Can you believe these beauties?

Veggie farming is great fun at the best of times but when you produce something like this what a great laugh.  I must confess I’ve probably left them a bit long but they are still really delicious.  Not quite as peppery as when small but many people would prefer that.  Really delicious lightly sautéed in a little butter and salt.

Comfrey plant

Radishes have to be one of the most rewarding crops;   they germinate from seed in 3 days and you harvest within 3 weeks.  They are really good fun to grow with kids who can lose interest in a carrot or potato that can take months. My radishes (actually all my veggies) are nurtured with worm wee and organic fertilizers.  In this instance Comfrey tea.  The easiest thing in the world to grow and make.  Just squish the leaves into a container (I use and old 5L product bottle), stick some holes in the lid (if you don’t it may explode) and leave in the sun to ferment.  Then dilute into your watering can about 1 – 20.

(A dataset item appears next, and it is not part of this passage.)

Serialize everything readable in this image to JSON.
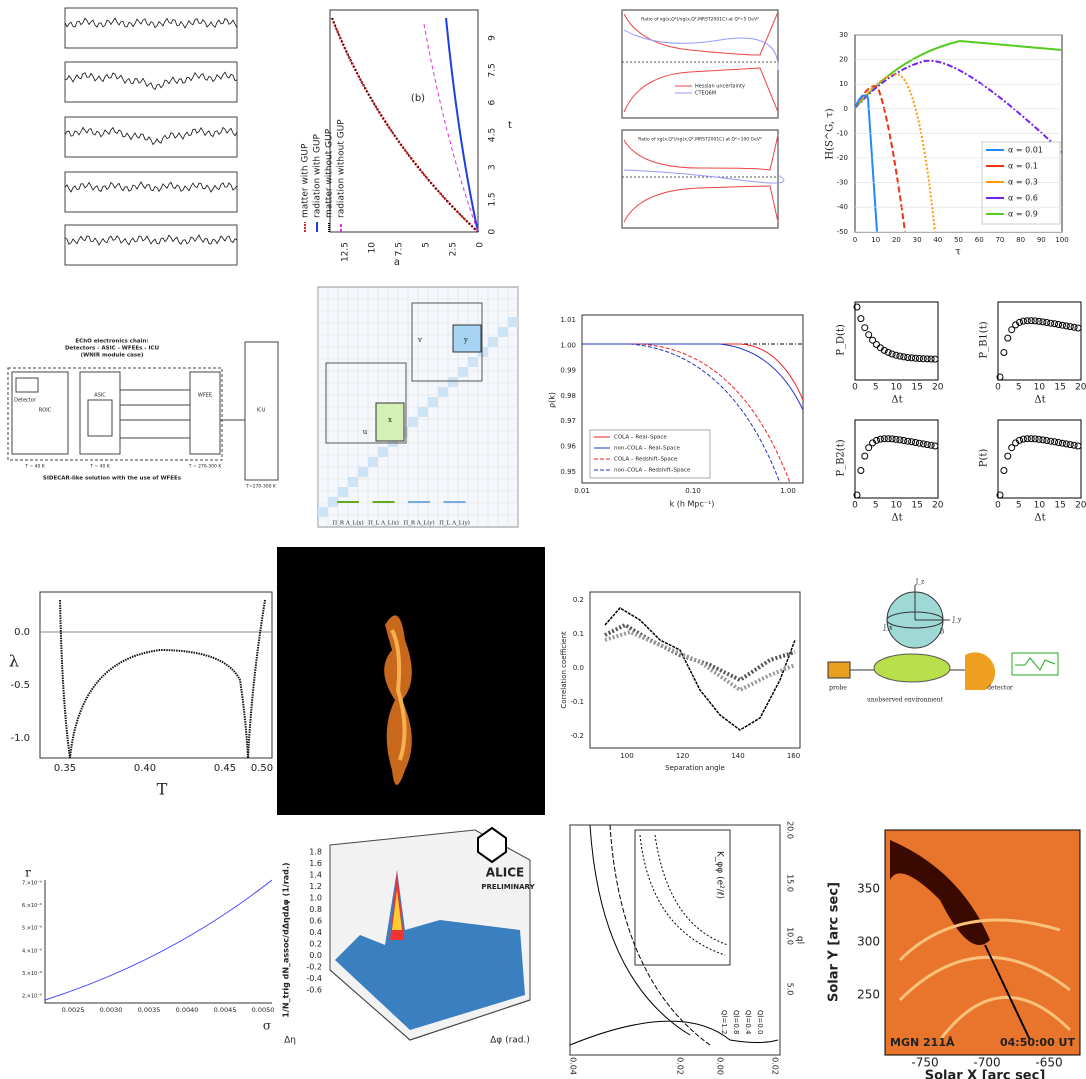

I’ve had a long-standing love affair with my worms so I won’t short change their PR in this post and will give them one on their own.  Suffice to say that their ‘wee’ is really leechate and once you’ve got over the squeamish bit they are fun, really easy to farm and really make a difference to the quality of your harvest.

Oh and  look at this beautiful Dietes bicolour.  The two beetles match with their yellow spots!  It must be very tasty in there as all the flowers in my clump had these beetles on.  If anyone knows anything about them please share.